Ahora Jemubhai se preguntaba si habría matado a su esposa en aras de unos ideales falsos. La había despojado de su dignidad, había avergonzado a su propia familia, avergonzado a la de ella, la había obligado a encarnarse en la humillación de todos ellos. Ni siquiera ellos podían aceptarla, y su vida sólo podía resultar inútil después de aquello, y la hija que habían tenido sólo podía ser inútil y absurda. Condenó a la niña a los internados de los conventos, aliviado cuando alcanzó una nueva cota de inutilidad y absurdidad al fugarse con un hombre criado en un orfanato. Ni siquiera sus parientes esperaban que volviera a prestarle la menor atención…

No había sentido ningún cariño por su mujer, pero eso no era excusa, ¿verdad?

Entonces recordó un momento mucho tiempo atrás cuando sí había sentido cariño por ella. Tenía veinte años, ella catorce. El lugar era Piphit e iban en bicicleta, descendiendo gloriosamente por una pendiente entre boñigas de vaca.


Sai había llegado muchos años después, y aunque él nunca reconoció debidamente el hecho ante sí mismo, era consciente de que un sistema de justicia no reconocido empezaba a liquidar sus deudas.

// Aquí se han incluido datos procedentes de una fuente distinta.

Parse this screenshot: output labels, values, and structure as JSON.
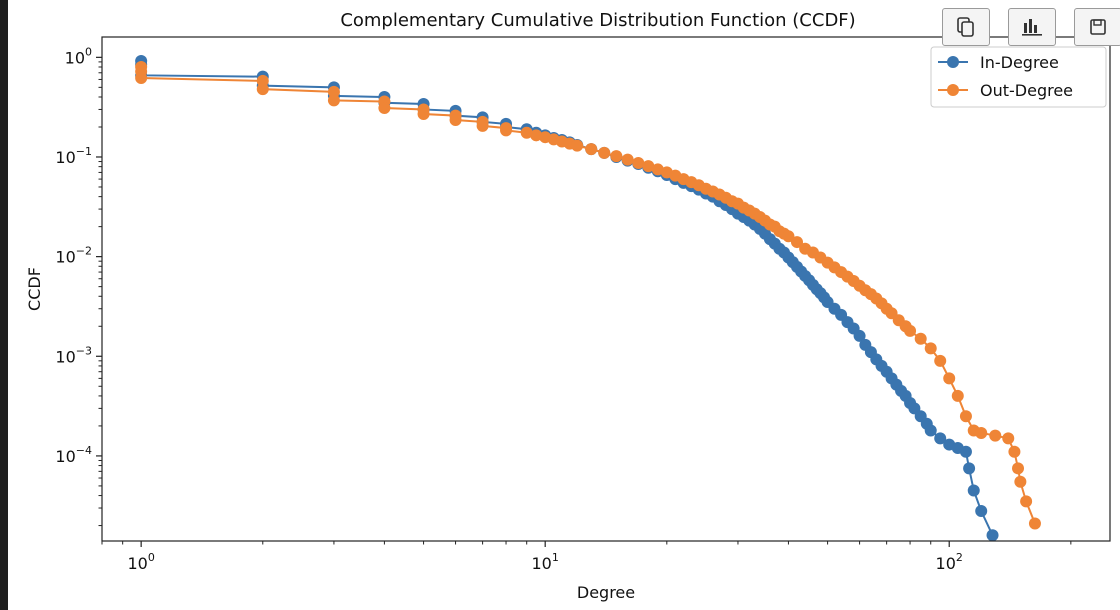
{
  "toolbar": {
    "buttons": [
      {
        "icon": "copy-icon"
      },
      {
        "icon": "bar-chart-icon"
      },
      {
        "icon": "save-icon"
      }
    ]
  },
  "chart_data": {
    "type": "scatter",
    "title": "Complementary Cumulative Distribution Function (CCDF)",
    "xlabel": "Degree",
    "ylabel": "CCDF",
    "xscale": "log",
    "yscale": "log",
    "xlim": [
      0.8,
      250
    ],
    "ylim": [
      1.4e-05,
      1.6
    ],
    "xticks": [
      {
        "value": 1,
        "base": "10",
        "exp": "0"
      },
      {
        "value": 10,
        "base": "10",
        "exp": "1"
      },
      {
        "value": 100,
        "base": "10",
        "exp": "2"
      }
    ],
    "yticks": [
      {
        "value": 1,
        "base": "10",
        "exp": "0"
      },
      {
        "value": 0.1,
        "base": "10",
        "exp": "−1"
      },
      {
        "value": 0.01,
        "base": "10",
        "exp": "−2"
      },
      {
        "value": 0.001,
        "base": "10",
        "exp": "−3"
      },
      {
        "value": 0.0001,
        "base": "10",
        "exp": "−4"
      }
    ],
    "grid": false,
    "legend_position": "top-right",
    "colors": {
      "in": "#3a75af",
      "out": "#ef8536"
    },
    "series": [
      {
        "name": "In-Degree",
        "color": "#3a75af",
        "x": [
          1,
          1,
          1,
          2,
          2,
          3,
          3,
          4,
          4,
          5,
          5,
          6,
          6,
          7,
          7,
          8,
          8,
          9,
          9.5,
          10,
          10.5,
          11,
          11.5,
          12,
          13,
          14,
          15,
          16,
          17,
          18,
          19,
          20,
          21,
          22,
          23,
          24,
          25,
          26,
          27,
          28,
          29,
          30,
          31,
          32,
          33,
          34,
          35,
          36,
          37,
          38,
          39,
          40,
          41,
          42,
          43,
          44,
          45,
          46,
          47,
          48,
          49,
          50,
          52,
          54,
          56,
          58,
          60,
          62,
          64,
          66,
          68,
          70,
          72,
          74,
          76,
          78,
          80,
          82,
          85,
          88,
          90,
          95,
          100,
          105,
          110,
          112,
          115,
          120,
          128
        ],
        "y": [
          0.92,
          0.85,
          0.66,
          0.64,
          0.52,
          0.5,
          0.41,
          0.4,
          0.35,
          0.34,
          0.3,
          0.29,
          0.26,
          0.25,
          0.225,
          0.215,
          0.2,
          0.19,
          0.175,
          0.165,
          0.155,
          0.148,
          0.14,
          0.132,
          0.12,
          0.11,
          0.1,
          0.092,
          0.085,
          0.078,
          0.072,
          0.066,
          0.06,
          0.055,
          0.051,
          0.047,
          0.043,
          0.04,
          0.036,
          0.033,
          0.03,
          0.027,
          0.025,
          0.023,
          0.021,
          0.019,
          0.017,
          0.015,
          0.0135,
          0.012,
          0.011,
          0.0098,
          0.0088,
          0.0079,
          0.0071,
          0.0064,
          0.0058,
          0.0052,
          0.0047,
          0.0043,
          0.0039,
          0.0035,
          0.003,
          0.0026,
          0.0022,
          0.0019,
          0.0016,
          0.0013,
          0.0011,
          0.00093,
          0.0008,
          0.0007,
          0.0006,
          0.00052,
          0.00045,
          0.0004,
          0.00034,
          0.0003,
          0.00025,
          0.00021,
          0.00018,
          0.00015,
          0.00013,
          0.00012,
          0.00011,
          7.5e-05,
          4.5e-05,
          2.8e-05,
          1.6e-05
        ]
      },
      {
        "name": "Out-Degree",
        "color": "#ef8536",
        "x": [
          1,
          1,
          1,
          2,
          2,
          3,
          3,
          4,
          4,
          5,
          5,
          6,
          6,
          7,
          7,
          8,
          8,
          9,
          9.5,
          10,
          10.5,
          11,
          11.5,
          12,
          13,
          14,
          15,
          16,
          17,
          18,
          19,
          20,
          21,
          22,
          23,
          24,
          25,
          26,
          27,
          28,
          29,
          30,
          31,
          32,
          33,
          34,
          35,
          36,
          37,
          38,
          39,
          40,
          42,
          44,
          46,
          48,
          50,
          52,
          54,
          56,
          58,
          60,
          62,
          64,
          66,
          68,
          70,
          72,
          75,
          78,
          80,
          85,
          90,
          95,
          100,
          105,
          110,
          115,
          120,
          130,
          140,
          145,
          148,
          150,
          155,
          163
        ],
        "y": [
          0.8,
          0.72,
          0.62,
          0.58,
          0.48,
          0.45,
          0.37,
          0.36,
          0.31,
          0.3,
          0.27,
          0.26,
          0.235,
          0.225,
          0.205,
          0.195,
          0.185,
          0.175,
          0.165,
          0.158,
          0.15,
          0.143,
          0.136,
          0.13,
          0.12,
          0.11,
          0.102,
          0.094,
          0.087,
          0.081,
          0.075,
          0.07,
          0.065,
          0.06,
          0.056,
          0.052,
          0.048,
          0.045,
          0.042,
          0.039,
          0.036,
          0.034,
          0.031,
          0.029,
          0.027,
          0.025,
          0.023,
          0.021,
          0.02,
          0.018,
          0.017,
          0.016,
          0.014,
          0.012,
          0.011,
          0.0098,
          0.0087,
          0.0078,
          0.007,
          0.0063,
          0.0057,
          0.0051,
          0.0046,
          0.0042,
          0.0038,
          0.0034,
          0.003,
          0.0027,
          0.0023,
          0.002,
          0.0018,
          0.0015,
          0.0012,
          0.0009,
          0.0006,
          0.0004,
          0.00025,
          0.00018,
          0.00017,
          0.00016,
          0.00015,
          0.00011,
          7.5e-05,
          5.5e-05,
          3.5e-05,
          2.1e-05
        ]
      }
    ]
  }
}
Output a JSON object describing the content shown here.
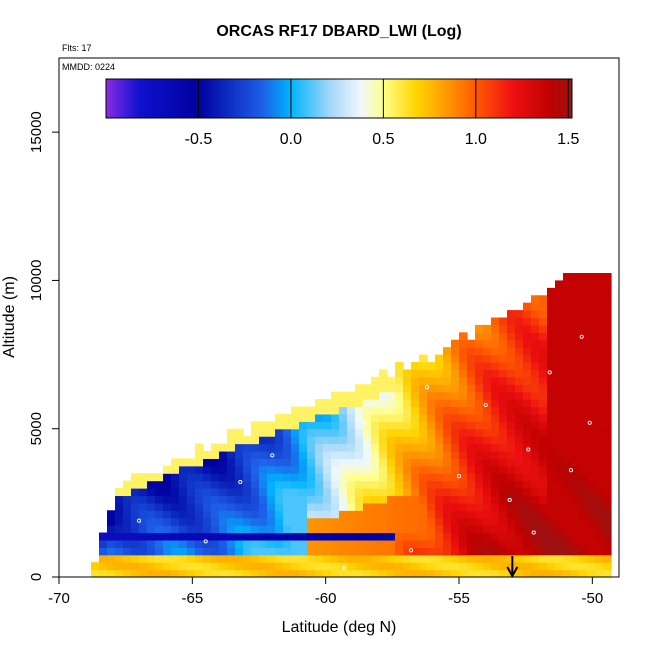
{
  "chart_data": {
    "type": "heatmap",
    "title": "ORCAS RF17 DBARD_LWI (Log)",
    "xlabel": "Latitude (deg N)",
    "ylabel": "Altitude (m)",
    "xlim": [
      -70,
      -49
    ],
    "ylim": [
      0,
      17500
    ],
    "x_ticks": [
      -70,
      -65,
      -60,
      -55,
      -50
    ],
    "x_tick_labels": [
      "-70",
      "-65",
      "-60",
      "-55",
      "-50"
    ],
    "y_ticks": [
      0,
      5000,
      10000,
      15000
    ],
    "y_tick_labels": [
      "0",
      "5000",
      "10000",
      "15000"
    ],
    "flights_note": "Flts: 17",
    "date_note": "MMDD: 0224",
    "colorbar": {
      "min": -1.0,
      "max": 1.52,
      "ticks": [
        -0.5,
        0.0,
        0.5,
        1.0,
        1.5
      ],
      "tick_labels": [
        "-0.5",
        "0.0",
        "0.5",
        "1.0",
        "1.5"
      ],
      "stops": [
        {
          "v": -1.0,
          "c": "#8a2be2"
        },
        {
          "v": -0.82,
          "c": "#1010d0"
        },
        {
          "v": -0.5,
          "c": "#0000a0"
        },
        {
          "v": -0.15,
          "c": "#1e60e8"
        },
        {
          "v": 0.0,
          "c": "#00b4ff"
        },
        {
          "v": 0.22,
          "c": "#a8d8f8"
        },
        {
          "v": 0.38,
          "c": "#f0f8ff"
        },
        {
          "v": 0.5,
          "c": "#ffff8c"
        },
        {
          "v": 0.68,
          "c": "#ffd400"
        },
        {
          "v": 0.85,
          "c": "#ff9600"
        },
        {
          "v": 1.0,
          "c": "#ff5a00"
        },
        {
          "v": 1.2,
          "c": "#ee1010"
        },
        {
          "v": 1.4,
          "c": "#c00000"
        },
        {
          "v": 1.52,
          "c": "#a01010"
        }
      ]
    },
    "field": {
      "lat_min": -68.8,
      "lat_max": -49.3,
      "lat_step": 0.3,
      "alt_step": 250,
      "coast_lat": -53,
      "top_ramp": [
        [
          -68.8,
          600
        ],
        [
          -68.0,
          2800
        ],
        [
          -66.5,
          3500
        ],
        [
          -64.0,
          4500
        ],
        [
          -60.0,
          6000
        ],
        [
          -56.0,
          7400
        ],
        [
          -53.0,
          9000
        ],
        [
          -51.0,
          10100
        ],
        [
          -49.6,
          10200
        ]
      ],
      "layers": [
        {
          "name": "surface band",
          "alt_range": [
            0,
            800
          ],
          "value": 0.72
        },
        {
          "name": "low negative layer",
          "alt_range": [
            1100,
            1500
          ],
          "lat_range": [
            -68,
            -58
          ],
          "value": -0.7
        },
        {
          "name": "cold-air region",
          "lat_range": [
            -68,
            -61
          ],
          "value": 0.05
        },
        {
          "name": "warm southern core",
          "lat_range": [
            -56,
            -49.3
          ],
          "value": 1.38
        }
      ]
    },
    "arrow": {
      "lat": -53,
      "direction": "down"
    }
  }
}
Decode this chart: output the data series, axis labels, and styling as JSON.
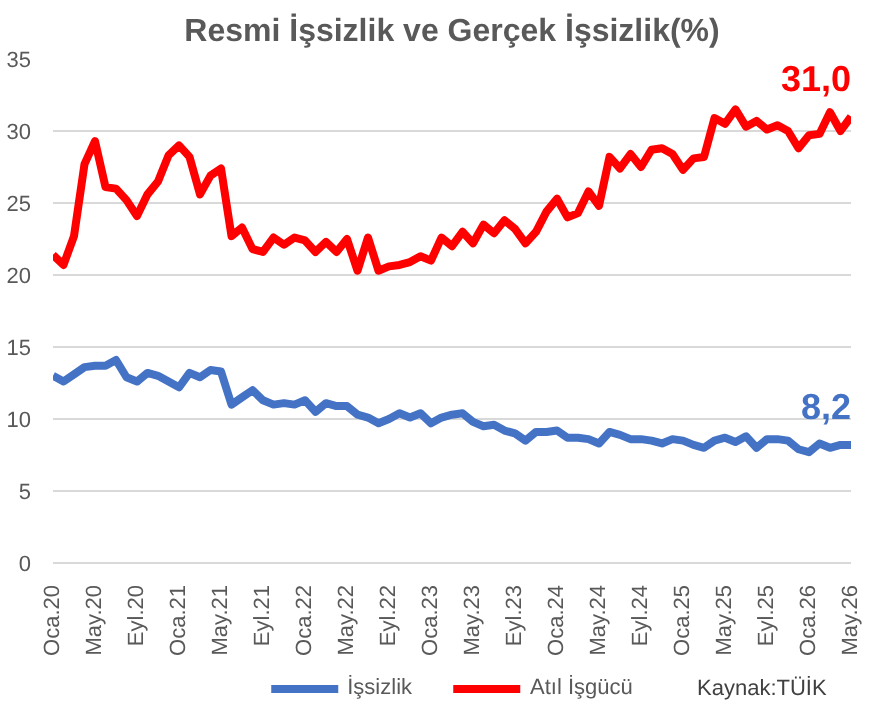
{
  "chart_data": {
    "type": "line",
    "title": "Resmi İşsizlik ve Gerçek İşsizlik(%)",
    "x": [
      "2020-01",
      "2020-02",
      "2020-03",
      "2020-04",
      "2020-05",
      "2020-06",
      "2020-07",
      "2020-08",
      "2020-09",
      "2020-10",
      "2020-11",
      "2020-12",
      "2021-01",
      "2021-02",
      "2021-03",
      "2021-04",
      "2021-05",
      "2021-06",
      "2021-07",
      "2021-08",
      "2021-09",
      "2021-10",
      "2021-11",
      "2021-12",
      "2022-01",
      "2022-02",
      "2022-03",
      "2022-04",
      "2022-05",
      "2022-06",
      "2022-07",
      "2022-08",
      "2022-09",
      "2022-10",
      "2022-11",
      "2022-12",
      "2023-01",
      "2023-02",
      "2023-03",
      "2023-04",
      "2023-05",
      "2023-06",
      "2023-07",
      "2023-08",
      "2023-09",
      "2023-10",
      "2023-11",
      "2023-12",
      "2024-01",
      "2024-02",
      "2024-03",
      "2024-04",
      "2024-05",
      "2024-06",
      "2024-07",
      "2024-08",
      "2024-09",
      "2024-10",
      "2024-11",
      "2024-12",
      "2025-01",
      "2025-02",
      "2025-03",
      "2025-04",
      "2025-05",
      "2025-06",
      "2025-07",
      "2025-08",
      "2025-09",
      "2025-10",
      "2025-11",
      "2025-12",
      "2026-01",
      "2026-02",
      "2026-03",
      "2026-04",
      "2026-05"
    ],
    "series": [
      {
        "name": "İşsizlik",
        "color": "#4472c4",
        "values": [
          13.0,
          12.6,
          13.1,
          13.6,
          13.7,
          13.7,
          14.1,
          12.9,
          12.6,
          13.2,
          13.0,
          12.6,
          12.2,
          13.2,
          12.9,
          13.4,
          13.3,
          11.0,
          11.5,
          12.0,
          11.3,
          11.0,
          11.1,
          11.0,
          11.3,
          10.5,
          11.1,
          10.9,
          10.9,
          10.3,
          10.1,
          9.7,
          10.0,
          10.4,
          10.1,
          10.4,
          9.7,
          10.1,
          10.3,
          10.4,
          9.8,
          9.5,
          9.6,
          9.2,
          9.0,
          8.5,
          9.1,
          9.1,
          9.2,
          8.7,
          8.7,
          8.6,
          8.3,
          9.1,
          8.9,
          8.6,
          8.6,
          8.5,
          8.3,
          8.6,
          8.5,
          8.2,
          8.0,
          8.5,
          8.7,
          8.4,
          8.8,
          8.0,
          8.6,
          8.6,
          8.5,
          7.9,
          7.7,
          8.3,
          8.0,
          8.2,
          8.2
        ]
      },
      {
        "name": "Atıl İşgücü",
        "color": "#ff0000",
        "values": [
          21.4,
          20.7,
          22.7,
          27.7,
          29.3,
          26.1,
          26.0,
          25.2,
          24.1,
          25.6,
          26.5,
          28.3,
          29.0,
          28.2,
          25.6,
          26.9,
          27.4,
          22.7,
          23.3,
          21.8,
          21.6,
          22.6,
          22.1,
          22.6,
          22.4,
          21.6,
          22.3,
          21.6,
          22.5,
          20.3,
          22.6,
          20.3,
          20.6,
          20.7,
          20.9,
          21.3,
          21.0,
          22.6,
          22.0,
          23.0,
          22.2,
          23.5,
          22.9,
          23.8,
          23.2,
          22.2,
          23.0,
          24.4,
          25.3,
          24.0,
          24.3,
          25.8,
          24.8,
          28.2,
          27.4,
          28.4,
          27.5,
          28.7,
          28.8,
          28.4,
          27.3,
          28.1,
          28.2,
          30.9,
          30.5,
          31.5,
          30.3,
          30.7,
          30.1,
          30.4,
          30.0,
          28.8,
          29.7,
          29.8,
          31.3,
          30.0,
          31.0
        ]
      }
    ],
    "xlim": [
      "2020-01",
      "2026-05"
    ],
    "xticks": [
      {
        "value": "2020-01",
        "label": "Oca.20"
      },
      {
        "value": "2020-05",
        "label": "May.20"
      },
      {
        "value": "2020-09",
        "label": "Eyl.20"
      },
      {
        "value": "2021-01",
        "label": "Oca.21"
      },
      {
        "value": "2021-05",
        "label": "May.21"
      },
      {
        "value": "2021-09",
        "label": "Eyl.21"
      },
      {
        "value": "2022-01",
        "label": "Oca.22"
      },
      {
        "value": "2022-05",
        "label": "May.22"
      },
      {
        "value": "2022-09",
        "label": "Eyl.22"
      },
      {
        "value": "2023-01",
        "label": "Oca.23"
      },
      {
        "value": "2023-05",
        "label": "May.23"
      },
      {
        "value": "2023-09",
        "label": "Eyl.23"
      },
      {
        "value": "2024-01",
        "label": "Oca.24"
      },
      {
        "value": "2024-05",
        "label": "May.24"
      },
      {
        "value": "2024-09",
        "label": "Eyl.24"
      },
      {
        "value": "2025-01",
        "label": "Oca.25"
      },
      {
        "value": "2025-05",
        "label": "May.25"
      },
      {
        "value": "2025-09",
        "label": "Eyl.25"
      },
      {
        "value": "2026-01",
        "label": "Oca.26"
      },
      {
        "value": "2026-05",
        "label": "May.26"
      }
    ],
    "ylim": [
      0,
      35
    ],
    "yticks": [
      0,
      5,
      10,
      15,
      20,
      25,
      30,
      35
    ],
    "grid": "y",
    "legend": "bottom",
    "line_style": "solid",
    "annotations": [
      {
        "text": "8,2",
        "x": "2026-05",
        "y": 8.2
      },
      {
        "text": "31,0",
        "x": "2026-05",
        "y": 31.0
      },
      "Kaynak:TÜİK"
    ]
  }
}
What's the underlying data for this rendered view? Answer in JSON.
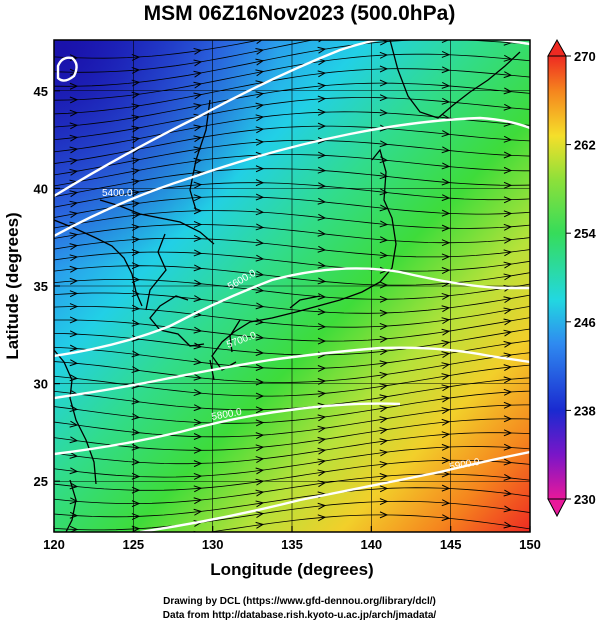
{
  "title": "MSM 06Z16Nov2023 (500.0hPa)",
  "map": {
    "xlabel": "Longitude (degrees)",
    "ylabel": "Latitude  (degrees)",
    "xticks": [
      "120",
      "125",
      "130",
      "135",
      "140",
      "145",
      "150"
    ],
    "yticks": [
      "25",
      "30",
      "35",
      "40",
      "45"
    ],
    "xlim": [
      120,
      150
    ],
    "ylim": [
      22.4,
      47.6
    ]
  },
  "colorbar": {
    "min": 230,
    "max": 270,
    "ticks": [
      "230",
      "238",
      "246",
      "254",
      "262",
      "270"
    ]
  },
  "contours": [
    {
      "label": "5400.0"
    },
    {
      "label": "5600.0"
    },
    {
      "label": "5700.0"
    },
    {
      "label": "5800.0"
    },
    {
      "label": "5900.0"
    }
  ],
  "credits": {
    "line1": "Drawing by DCL (https://www.gfd-dennou.org/library/dcl/)",
    "line2": "Data from http://database.rish.kyoto-u.ac.jp/arch/jmadata/"
  }
}
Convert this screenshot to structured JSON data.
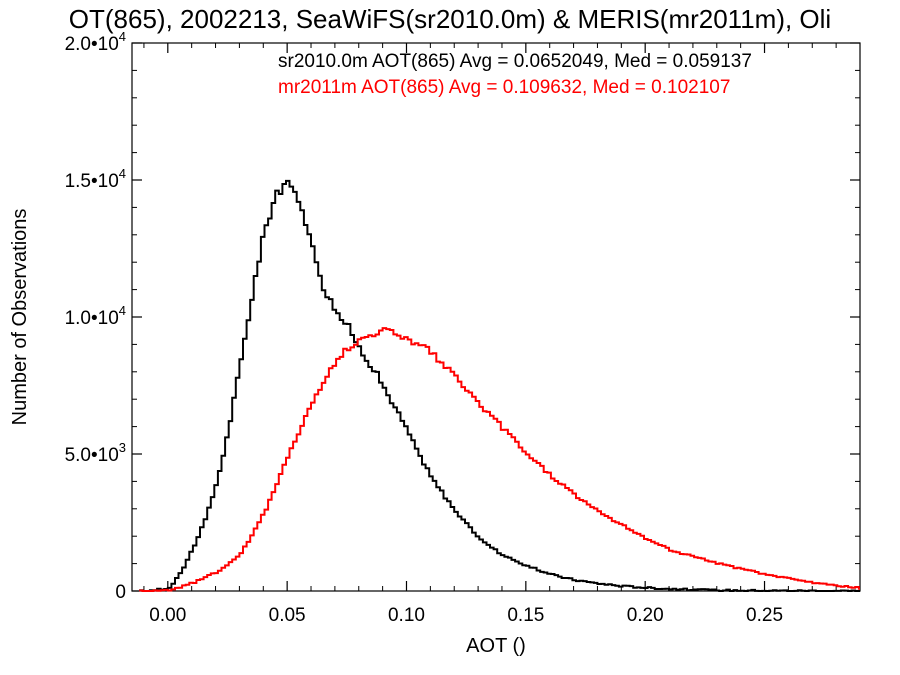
{
  "chart_data": {
    "type": "line",
    "title": "OT(865), 2002213, SeaWiFS(sr2010.0m) & MERIS(mr2011m), Oli",
    "xlabel": "AOT ()",
    "ylabel": "Number of Observations",
    "xlim": [
      -0.015,
      0.29
    ],
    "ylim": [
      0,
      20000
    ],
    "x_ticks": [
      0.0,
      0.05,
      0.1,
      0.15,
      0.2,
      0.25
    ],
    "x_tick_labels": [
      "0.00",
      "0.05",
      "0.10",
      "0.15",
      "0.20",
      "0.25"
    ],
    "y_ticks": [
      0,
      5000,
      10000,
      15000,
      20000
    ],
    "y_tick_labels": [
      {
        "mant": "0",
        "exp": ""
      },
      {
        "mant": "5.0•10",
        "exp": "3"
      },
      {
        "mant": "1.0•10",
        "exp": "4"
      },
      {
        "mant": "1.5•10",
        "exp": "4"
      },
      {
        "mant": "2.0•10",
        "exp": "4"
      }
    ],
    "grid": false,
    "series": [
      {
        "legend": "sr2010.0m AOT(865) Avg = 0.0652049, Med = 0.059137",
        "color": "#000000",
        "x": [
          -0.01,
          0.0,
          0.005,
          0.01,
          0.015,
          0.02,
          0.025,
          0.03,
          0.035,
          0.04,
          0.045,
          0.05,
          0.055,
          0.06,
          0.065,
          0.07,
          0.075,
          0.08,
          0.085,
          0.09,
          0.095,
          0.1,
          0.105,
          0.11,
          0.115,
          0.12,
          0.125,
          0.13,
          0.14,
          0.15,
          0.16,
          0.17,
          0.18,
          0.19,
          0.2,
          0.21,
          0.22,
          0.23,
          0.24,
          0.25,
          0.26,
          0.27,
          0.28,
          0.29
        ],
        "y": [
          0,
          100,
          700,
          1600,
          2600,
          4000,
          6000,
          8400,
          11000,
          13200,
          14600,
          14800,
          14200,
          12500,
          11000,
          10200,
          9600,
          8800,
          8200,
          7400,
          6600,
          5800,
          4900,
          4100,
          3500,
          2900,
          2400,
          1900,
          1300,
          900,
          600,
          400,
          270,
          180,
          120,
          80,
          50,
          30,
          20,
          15,
          10,
          8,
          5,
          3
        ]
      },
      {
        "legend": "mr2011m AOT(865) Avg = 0.109632, Med = 0.102107",
        "color": "#ff0000",
        "x": [
          -0.01,
          0.0,
          0.01,
          0.02,
          0.025,
          0.03,
          0.035,
          0.04,
          0.045,
          0.05,
          0.055,
          0.06,
          0.065,
          0.07,
          0.075,
          0.08,
          0.085,
          0.09,
          0.095,
          0.1,
          0.105,
          0.11,
          0.115,
          0.12,
          0.125,
          0.13,
          0.14,
          0.15,
          0.16,
          0.17,
          0.18,
          0.19,
          0.2,
          0.21,
          0.22,
          0.23,
          0.24,
          0.25,
          0.26,
          0.27,
          0.28,
          0.29
        ],
        "y": [
          0,
          30,
          300,
          700,
          1000,
          1400,
          2100,
          2900,
          3900,
          5000,
          6000,
          6900,
          7700,
          8400,
          8900,
          9200,
          9400,
          9500,
          9400,
          9200,
          9000,
          8700,
          8200,
          7800,
          7300,
          6800,
          5900,
          5000,
          4200,
          3500,
          2900,
          2400,
          1900,
          1500,
          1250,
          1000,
          800,
          600,
          450,
          300,
          200,
          100
        ]
      }
    ]
  }
}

– Canija -se le astilló la voz-. Graciosilla mía. Traviesilla mía. Traviesilla graciosilla mía. -Fue en su busca por las montañas.

… Acompañado por Sai y el cocinero.


Al desaparecer Canija, Sai, que había ocultado el dolor producido por la pérdida de Gyan primero en un resfriado y luego en la locura de las laderas, encontró un escondite tan perfecto que hasta ella misma dejó de tener claro el origen de su desdicha. «Cani Canija Chuletilla de cordero», se desgañifaba a la tirolesa de una manera en la que nunca se hubiera atrevido a proclamar en público su propia infelicidad. Se sentía agradecida por la grandeza de aquel paisaje, seguía caminando en un intento de recobrar el horizonte, pues se sentía como si el espacio que se le había legado al final de un romance que tan amplia perspectiva prometía… bueno, era inexistente. La tristeza era de lo más claustrofóbica.

El cocinero también caminaba, gritando «CANIJILLA», la preocupación por su hijo enguantada en la desaparición de Canija: «CANIJILLA.» Le estaba hablando a su destino: tenía la mano tendida, la palma abierta, pero la carta no había llegado.